Let $X$ be a vector field on the manifold $M$ and let $Y$ be a vector field on $N$. Denote with $e^{tX}$, $e^{tY}$ the flows they generate, that is $$ u(t)=e^{tX}p\quad \text{is the unique solution to }\quad \begin{cases} \dot{u}(t)=X_{u(t)} \\ u(0)=p\end{cases}$$ and similarly for $e^{tY}$. Assume that both $X$ and $Y$ are complete, meaning that $e^{tX}$ and $e^{tY}$ are defined for all $t\in \mathbb{R}$, regardless of the initial condition.
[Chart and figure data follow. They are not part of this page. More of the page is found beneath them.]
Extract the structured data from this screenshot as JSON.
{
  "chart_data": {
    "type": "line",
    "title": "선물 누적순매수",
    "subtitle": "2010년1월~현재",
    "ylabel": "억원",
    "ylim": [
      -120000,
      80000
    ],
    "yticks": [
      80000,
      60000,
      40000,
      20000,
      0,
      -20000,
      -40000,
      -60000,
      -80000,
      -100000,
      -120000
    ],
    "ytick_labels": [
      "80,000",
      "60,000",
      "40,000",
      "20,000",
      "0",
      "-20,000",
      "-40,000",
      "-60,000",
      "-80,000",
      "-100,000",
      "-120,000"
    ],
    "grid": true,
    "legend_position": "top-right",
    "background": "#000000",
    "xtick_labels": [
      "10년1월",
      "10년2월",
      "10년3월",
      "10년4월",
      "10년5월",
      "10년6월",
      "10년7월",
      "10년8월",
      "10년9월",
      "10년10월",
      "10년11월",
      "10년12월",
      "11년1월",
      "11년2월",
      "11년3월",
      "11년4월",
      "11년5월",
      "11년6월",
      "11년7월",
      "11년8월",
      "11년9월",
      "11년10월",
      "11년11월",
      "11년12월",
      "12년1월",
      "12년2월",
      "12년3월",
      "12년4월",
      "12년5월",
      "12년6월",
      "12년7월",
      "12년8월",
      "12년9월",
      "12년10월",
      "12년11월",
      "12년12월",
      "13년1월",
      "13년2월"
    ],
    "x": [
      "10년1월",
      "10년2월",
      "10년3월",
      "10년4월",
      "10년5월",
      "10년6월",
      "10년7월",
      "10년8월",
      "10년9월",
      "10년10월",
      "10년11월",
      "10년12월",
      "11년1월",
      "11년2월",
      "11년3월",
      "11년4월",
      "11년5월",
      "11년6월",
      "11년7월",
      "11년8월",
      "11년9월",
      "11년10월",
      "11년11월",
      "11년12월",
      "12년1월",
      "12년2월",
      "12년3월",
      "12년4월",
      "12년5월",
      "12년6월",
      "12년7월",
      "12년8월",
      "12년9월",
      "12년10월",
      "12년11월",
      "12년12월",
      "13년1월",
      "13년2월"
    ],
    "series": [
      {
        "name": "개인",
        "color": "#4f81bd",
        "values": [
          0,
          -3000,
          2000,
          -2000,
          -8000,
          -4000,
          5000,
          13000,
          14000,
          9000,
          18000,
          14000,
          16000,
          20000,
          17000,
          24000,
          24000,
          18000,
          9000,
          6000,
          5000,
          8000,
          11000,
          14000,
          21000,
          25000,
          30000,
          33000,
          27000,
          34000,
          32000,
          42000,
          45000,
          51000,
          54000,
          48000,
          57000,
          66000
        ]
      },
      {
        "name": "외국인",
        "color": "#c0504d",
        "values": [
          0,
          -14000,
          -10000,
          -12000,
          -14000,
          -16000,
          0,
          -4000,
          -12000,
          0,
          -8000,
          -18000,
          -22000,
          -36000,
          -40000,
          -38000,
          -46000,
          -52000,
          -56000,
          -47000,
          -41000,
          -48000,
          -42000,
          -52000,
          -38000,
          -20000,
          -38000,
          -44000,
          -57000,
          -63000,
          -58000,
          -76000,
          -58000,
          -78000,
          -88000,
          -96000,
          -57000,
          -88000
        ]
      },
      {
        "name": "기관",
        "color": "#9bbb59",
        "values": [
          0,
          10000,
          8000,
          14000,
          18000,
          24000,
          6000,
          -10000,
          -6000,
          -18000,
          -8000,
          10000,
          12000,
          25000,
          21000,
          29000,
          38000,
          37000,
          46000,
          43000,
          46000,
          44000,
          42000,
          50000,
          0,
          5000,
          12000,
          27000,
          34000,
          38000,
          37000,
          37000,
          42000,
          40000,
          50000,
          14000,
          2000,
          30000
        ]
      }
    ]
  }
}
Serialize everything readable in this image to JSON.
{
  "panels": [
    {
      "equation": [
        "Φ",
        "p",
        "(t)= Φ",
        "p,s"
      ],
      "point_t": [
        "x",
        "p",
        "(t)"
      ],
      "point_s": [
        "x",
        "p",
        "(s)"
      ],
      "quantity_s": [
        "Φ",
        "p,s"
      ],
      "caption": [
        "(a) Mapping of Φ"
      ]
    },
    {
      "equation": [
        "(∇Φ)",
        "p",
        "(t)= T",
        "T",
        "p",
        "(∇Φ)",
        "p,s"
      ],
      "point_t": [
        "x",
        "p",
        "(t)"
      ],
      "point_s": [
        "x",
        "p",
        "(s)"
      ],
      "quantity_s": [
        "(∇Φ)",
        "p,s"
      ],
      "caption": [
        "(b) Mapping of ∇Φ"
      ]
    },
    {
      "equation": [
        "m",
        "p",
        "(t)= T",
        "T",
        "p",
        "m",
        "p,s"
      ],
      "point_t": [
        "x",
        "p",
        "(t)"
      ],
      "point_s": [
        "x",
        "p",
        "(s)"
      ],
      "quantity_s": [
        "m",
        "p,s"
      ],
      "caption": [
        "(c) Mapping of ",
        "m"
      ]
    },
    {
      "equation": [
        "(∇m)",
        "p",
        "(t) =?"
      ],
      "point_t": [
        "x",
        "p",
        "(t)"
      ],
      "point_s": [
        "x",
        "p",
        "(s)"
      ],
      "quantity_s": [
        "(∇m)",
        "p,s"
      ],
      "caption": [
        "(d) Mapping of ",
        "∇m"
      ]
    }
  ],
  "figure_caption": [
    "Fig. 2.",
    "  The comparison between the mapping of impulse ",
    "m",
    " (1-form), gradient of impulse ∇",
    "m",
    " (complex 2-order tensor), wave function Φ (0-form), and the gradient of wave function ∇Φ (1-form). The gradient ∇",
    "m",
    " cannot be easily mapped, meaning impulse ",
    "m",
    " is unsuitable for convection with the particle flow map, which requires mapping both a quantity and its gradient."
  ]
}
Let $F\colon M \to N$ be smooth. By differentiating at $t=0$, one sees that the property $$\tag{1} F(e^{tX}p)=e^{tY}F(p),\quad \forall p\in M,\ \forall t \in \mathbb{R}$$ implies $$\tag{2} F_{\star{}p}X_p=Y_{F(p)}, \quad \forall p \in M,$$ the term $F_\star$ denoting the push-forward.
Question. Does $(2)$ imply $(1)$?
In the special case $M=\mathbb{R}^n, N=\mathbb{R}$ and $$ e^{tX}p=e^t p,\quad e^{tY}\lambda=e^{k t}\lambda, $$ the equivalence between (1) and (2) holds, and it is called Euler's homogeneous function theorem.